Thursday, September 29, 2016

Our Man In Havana

The United States restored diplomatic relations with Cuba last year, but the embargo on business dealings by private citizens is still in place and won’t be lifted until Congress repeals it.  Donald Trump may have already been dabbling in Cuba in violation of the U.S. embargo.

A company controlled by Donald Trump, the Republican nominee for president, secretly conducted business in communist Cuba during Fidel Castro’s presidency despite strict American trade bans that made such undertakings illegal, according to interviews with former Trump executives, internal company records and court filings.

I wonder how that will go over with his supporters in Little Havana.

Speaking of Cuba, President Obama has nominated an ambassador to Cuba, but if Marco Rubio has his way, he’ll never get the job.

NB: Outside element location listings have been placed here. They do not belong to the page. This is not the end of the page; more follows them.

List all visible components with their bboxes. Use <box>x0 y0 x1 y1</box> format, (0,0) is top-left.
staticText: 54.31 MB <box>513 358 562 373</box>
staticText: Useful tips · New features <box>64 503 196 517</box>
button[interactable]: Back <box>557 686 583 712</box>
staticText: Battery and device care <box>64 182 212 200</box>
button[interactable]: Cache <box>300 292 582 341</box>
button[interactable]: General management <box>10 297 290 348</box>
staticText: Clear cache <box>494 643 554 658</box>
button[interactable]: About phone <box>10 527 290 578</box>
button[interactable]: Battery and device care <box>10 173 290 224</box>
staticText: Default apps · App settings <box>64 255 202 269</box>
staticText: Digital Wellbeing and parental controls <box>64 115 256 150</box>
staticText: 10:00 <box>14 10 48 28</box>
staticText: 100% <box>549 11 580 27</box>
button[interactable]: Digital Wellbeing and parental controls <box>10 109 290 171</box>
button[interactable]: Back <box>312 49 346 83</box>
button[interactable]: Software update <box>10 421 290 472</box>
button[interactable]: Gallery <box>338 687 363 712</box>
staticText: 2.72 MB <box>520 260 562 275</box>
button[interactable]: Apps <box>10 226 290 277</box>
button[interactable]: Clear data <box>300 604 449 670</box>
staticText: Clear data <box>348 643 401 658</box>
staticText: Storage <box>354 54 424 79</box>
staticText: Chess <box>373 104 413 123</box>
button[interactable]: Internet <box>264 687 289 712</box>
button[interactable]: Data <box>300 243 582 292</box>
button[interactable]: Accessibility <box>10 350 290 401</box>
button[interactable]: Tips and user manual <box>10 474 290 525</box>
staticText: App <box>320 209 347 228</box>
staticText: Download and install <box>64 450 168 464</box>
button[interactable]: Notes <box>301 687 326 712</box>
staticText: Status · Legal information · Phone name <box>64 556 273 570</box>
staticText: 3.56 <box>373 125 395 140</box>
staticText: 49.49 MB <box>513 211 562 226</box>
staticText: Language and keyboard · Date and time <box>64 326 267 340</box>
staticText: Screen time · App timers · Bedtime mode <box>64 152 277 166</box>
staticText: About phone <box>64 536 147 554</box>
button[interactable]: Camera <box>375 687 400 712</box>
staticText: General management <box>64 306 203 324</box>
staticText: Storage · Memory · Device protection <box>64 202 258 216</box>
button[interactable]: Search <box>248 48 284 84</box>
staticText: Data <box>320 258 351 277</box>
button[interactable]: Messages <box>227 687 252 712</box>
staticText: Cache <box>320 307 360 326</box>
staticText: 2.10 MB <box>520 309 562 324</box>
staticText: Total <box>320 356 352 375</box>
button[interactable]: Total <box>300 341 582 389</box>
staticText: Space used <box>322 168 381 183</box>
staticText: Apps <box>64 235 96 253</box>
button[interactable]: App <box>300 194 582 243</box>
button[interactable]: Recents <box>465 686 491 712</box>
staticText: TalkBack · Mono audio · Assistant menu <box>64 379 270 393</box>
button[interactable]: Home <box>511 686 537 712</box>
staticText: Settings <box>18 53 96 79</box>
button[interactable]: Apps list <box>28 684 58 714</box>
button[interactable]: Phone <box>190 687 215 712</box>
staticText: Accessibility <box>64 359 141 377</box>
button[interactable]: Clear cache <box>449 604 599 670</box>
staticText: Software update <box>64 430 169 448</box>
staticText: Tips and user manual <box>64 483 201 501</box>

Obama has picked Jeffrey DeLaurentis, who serves as the country’s top diplomat in Havana, the White House announced Tuesday.

“There is no public servant better suited to improve our ability to engage the Cuban people and advance U.S. interests in Cuba than Jeff,” Obama said in a statement.

The president said that having an ambassador would make it easier for the U.S. to advance its interests in Cuba and convey objections over its “differences with the Cuban government.”

“He is exactly the type of person we want to represent the United States in Cuba, and we only hurt ourselves by not being represented by an ambassador,” Obama said.

It’s unlikely the GOP-controlled Senate will confirm DeLaurentis before Obama leaves office in January.

Republicans, such as Sen. Marco Rubio (Fla.) and Lindsey Graham (S.C.), have vowed to block anyone Obama nominates as ambassador.

It’s an effort to rebuke Obama’s decision to reopen ties with Cuba, a move they believe rewards the communist island nation, which still commits human-rights abuses against its citizens.

“A U.S. ambassador is not going to influence the Cuban government, which is a dictatorial, closed regime,” Rubio, a Cuban-American, said in a July interview.

If we were to not send ambassadors to dictatorial and closed regimes, we wouldn’t have them in about half the countries in Africa, Saudi Arabia, and China.

Democracy in Cuba didn’t exist before Castro came to power in 1959; the Batista regime was just as dictatorial as Fidel and his gang.  They were just in the pay of the Mafia and U.S. corporate interests.  That’s about the only difference.